For many people who live in Lee and Collier counties, concern about tap water safety in their home is an important issue.
Unless there are specific water boil notifications for your neighborhood (or other public advisories or notifications), drinking water from the tap is considered safe due to strict federal and regional guidelines and regulations. Each county’s water system is highly regulated and tested on an ongoing basis for harmful bacteria, chemicals, human waste, and other potentially dangerous toxins.
However, it is still advisable to use some sort of water filtration system or other purifying mechanism in your home. This helps to ensure no harmful contaminants are inadvertently being overlooked in those screenings, and can also help remove excess chemicals that might alter the taste.
Groundwater is the source of drinking water for approximately 90% of Florida residents and the potential sources of contamination are numerous.
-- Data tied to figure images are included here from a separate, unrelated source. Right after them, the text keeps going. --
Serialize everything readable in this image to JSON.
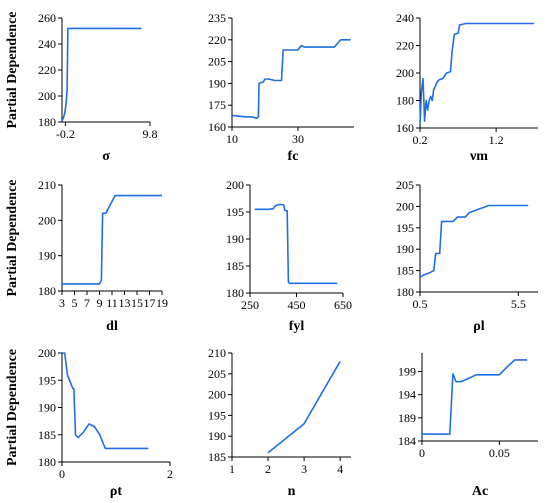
{
  "colors": {
    "line": "#1f6fe0",
    "axis": "#000000"
  },
  "chart_data": [
    {
      "type": "line",
      "xlabel": "σ",
      "ylabel": "Partial Dependence",
      "xlim": [
        -0.6,
        9.8
      ],
      "ylim": [
        180,
        260
      ],
      "xticks": [
        -0.2,
        9.8
      ],
      "xtick_labels": [
        "-0.2",
        "9.8"
      ],
      "yticks": [
        180,
        200,
        220,
        240,
        260
      ],
      "ytick_labels": [
        "180",
        "200",
        "220",
        "240",
        "260"
      ],
      "x": [
        -0.6,
        -0.45,
        -0.3,
        -0.22,
        -0.1,
        0.0,
        0.1,
        0.3,
        1,
        3,
        5,
        7,
        8.8
      ],
      "y": [
        181,
        183,
        186,
        189,
        195,
        205,
        252,
        252,
        252,
        252,
        252,
        252,
        252
      ]
    },
    {
      "type": "line",
      "xlabel": "fc",
      "ylabel": "",
      "xlim": [
        10,
        47
      ],
      "ylim": [
        160,
        235
      ],
      "xticks": [
        10,
        30
      ],
      "xtick_labels": [
        "10",
        "30"
      ],
      "yticks": [
        160,
        175,
        190,
        205,
        220,
        235
      ],
      "ytick_labels": [
        "160",
        "175",
        "190",
        "205",
        "220",
        "235"
      ],
      "x": [
        10,
        14,
        16,
        17.5,
        18,
        18.2,
        19.5,
        20,
        21,
        23,
        25,
        25.5,
        27,
        29,
        30,
        31,
        32,
        35,
        38,
        41,
        43,
        46
      ],
      "y": [
        168,
        167,
        167,
        166,
        167,
        190,
        191,
        193,
        193,
        192,
        192,
        213,
        213,
        213,
        213,
        216,
        215,
        215,
        215,
        215,
        220,
        220
      ]
    },
    {
      "type": "line",
      "xlabel": "νm",
      "ylabel": "",
      "xlim": [
        0.2,
        1.75
      ],
      "ylim": [
        160,
        240
      ],
      "xticks": [
        0.2,
        1.2
      ],
      "xtick_labels": [
        "0.2",
        "1.2"
      ],
      "yticks": [
        160,
        180,
        200,
        220,
        240
      ],
      "ytick_labels": [
        "160",
        "180",
        "200",
        "220",
        "240"
      ],
      "x": [
        0.2,
        0.22,
        0.24,
        0.26,
        0.28,
        0.3,
        0.32,
        0.34,
        0.36,
        0.38,
        0.4,
        0.42,
        0.45,
        0.5,
        0.55,
        0.6,
        0.62,
        0.65,
        0.7,
        0.72,
        0.8,
        1.0,
        1.3,
        1.7
      ],
      "y": [
        163,
        187,
        196,
        165,
        180,
        173,
        180,
        183,
        180,
        188,
        190,
        193,
        195,
        196,
        200,
        201,
        215,
        228,
        229,
        235,
        236,
        236,
        236,
        236
      ]
    },
    {
      "type": "line",
      "xlabel": "dl",
      "ylabel": "Partial Dependence",
      "xlim": [
        3,
        19
      ],
      "ylim": [
        180,
        210
      ],
      "xticks": [
        3,
        5,
        7,
        9,
        11,
        13,
        15,
        17,
        19
      ],
      "xtick_labels": [
        "3",
        "5",
        "7",
        "9",
        "11",
        "13",
        "15",
        "17",
        "19"
      ],
      "yticks": [
        180,
        190,
        200,
        210
      ],
      "ytick_labels": [
        "180",
        "190",
        "200",
        "210"
      ],
      "x": [
        3,
        5,
        7,
        9,
        9.3,
        9.5,
        10,
        11.5,
        15,
        19
      ],
      "y": [
        182,
        182,
        182,
        182,
        183,
        202,
        202,
        207,
        207,
        207
      ]
    },
    {
      "type": "line",
      "xlabel": "fyl",
      "ylabel": "",
      "xlim": [
        250,
        650
      ],
      "ylim": [
        180,
        200
      ],
      "xticks": [
        250,
        450,
        650
      ],
      "xtick_labels": [
        "250",
        "450",
        "650"
      ],
      "yticks": [
        180,
        185,
        190,
        195,
        200
      ],
      "ytick_labels": [
        "180",
        "185",
        "190",
        "195",
        "200"
      ],
      "x": [
        270,
        300,
        330,
        350,
        360,
        380,
        395,
        400,
        410,
        415,
        420,
        430,
        500,
        600,
        625
      ],
      "y": [
        195.5,
        195.5,
        195.5,
        195.6,
        196.2,
        196.4,
        196.3,
        195.3,
        195.2,
        182,
        181.8,
        181.8,
        181.8,
        181.8,
        181.8
      ]
    },
    {
      "type": "line",
      "xlabel": "ρl",
      "ylabel": "",
      "xlim": [
        0.5,
        6.5
      ],
      "ylim": [
        180,
        205
      ],
      "xticks": [
        0.5,
        5.5
      ],
      "xtick_labels": [
        "0.5",
        "5.5"
      ],
      "yticks": [
        180,
        185,
        190,
        195,
        200,
        205
      ],
      "ytick_labels": [
        "180",
        "185",
        "190",
        "195",
        "200",
        "205"
      ],
      "x": [
        0.5,
        0.7,
        1.0,
        1.2,
        1.3,
        1.5,
        1.6,
        2.0,
        2.2,
        2.4,
        2.8,
        3.0,
        3.4,
        4.0,
        5.0,
        6.0
      ],
      "y": [
        183.5,
        184,
        184.5,
        185,
        189,
        189,
        196.5,
        196.5,
        196.5,
        197.5,
        197.5,
        198.5,
        199.2,
        200.2,
        200.2,
        200.2
      ]
    },
    {
      "type": "line",
      "xlabel": "ρt",
      "ylabel": "Partial Dependence",
      "xlim": [
        0,
        2
      ],
      "ylim": [
        180,
        200
      ],
      "xticks": [
        0,
        2
      ],
      "xtick_labels": [
        "0",
        "2"
      ],
      "yticks": [
        180,
        185,
        190,
        195,
        200
      ],
      "ytick_labels": [
        "180",
        "185",
        "190",
        "195",
        "200"
      ],
      "x": [
        0,
        0.05,
        0.1,
        0.2,
        0.22,
        0.25,
        0.3,
        0.35,
        0.4,
        0.5,
        0.6,
        0.7,
        0.8,
        1.0,
        1.2,
        1.4,
        1.6
      ],
      "y": [
        200,
        200,
        196,
        193.5,
        193.4,
        185,
        184.5,
        185,
        185.5,
        187,
        186.5,
        185,
        182.5,
        182.5,
        182.5,
        182.5,
        182.5
      ]
    },
    {
      "type": "line",
      "xlabel": "n",
      "ylabel": "",
      "xlim": [
        1,
        4.3
      ],
      "ylim": [
        185,
        210
      ],
      "xticks": [
        1,
        2,
        3,
        4
      ],
      "xtick_labels": [
        "1",
        "2",
        "3",
        "4"
      ],
      "yticks": [
        185,
        190,
        195,
        200,
        205,
        210
      ],
      "ytick_labels": [
        "185",
        "190",
        "195",
        "200",
        "205",
        "210"
      ],
      "x": [
        2,
        3,
        4
      ],
      "y": [
        186,
        193,
        208
      ]
    },
    {
      "type": "line",
      "xlabel": "Ac",
      "ylabel": "",
      "xlim": [
        0,
        0.075
      ],
      "ylim": [
        184,
        203
      ],
      "xticks": [
        0,
        0.05
      ],
      "xtick_labels": [
        "0",
        "0.05"
      ],
      "yticks": [
        184,
        189,
        194,
        199
      ],
      "ytick_labels": [
        "184",
        "189",
        "194",
        "199"
      ],
      "x": [
        0,
        0.005,
        0.01,
        0.015,
        0.018,
        0.02,
        0.022,
        0.025,
        0.03,
        0.035,
        0.04,
        0.045,
        0.05,
        0.055,
        0.06,
        0.062,
        0.068
      ],
      "y": [
        185.5,
        185.5,
        185.5,
        185.5,
        185.5,
        198.5,
        196.8,
        196.8,
        197.5,
        198.3,
        198.3,
        198.3,
        198.3,
        200,
        201.5,
        201.5,
        201.5
      ]
    }
  ]
}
Power plants, landfills, hazardous waste locations, and agricultural runoff all have the potential to emit toxins into the ground that can eventually end up in our aquifers and water tables.
As an example, the Miami Herald’s Curtis Morgan wrote a story in 2009, “Pollutants Lurk in South Florida Tap Water,” in which he exposed an environmental group’s report that found a variety of pollutants in that area’s tap water supply:
“More than 100 pollutants, from farm herbicides to factory solvents, have shown up in Florida tap water during the last five years — many barely detectable, but more than a quarter exceeding federal standards at least once, according to a report compiled by an environmental group … The most common: disinfectants used in water treatment, followed by assorted other toxic substances such as cyanide, arsenic, radium and barium.”
Utility companies and regulators have aggressively defended the safety of Florida’s water supply, but the article, along with some other reports, has still raised some questions.
Water filtration systems are relatively inexpensive and are not only a good safeguard from these potential overlooked contaminants, but they also help reduce the use of bottled water consumption, saving you money and lowering your home’s environmental impact.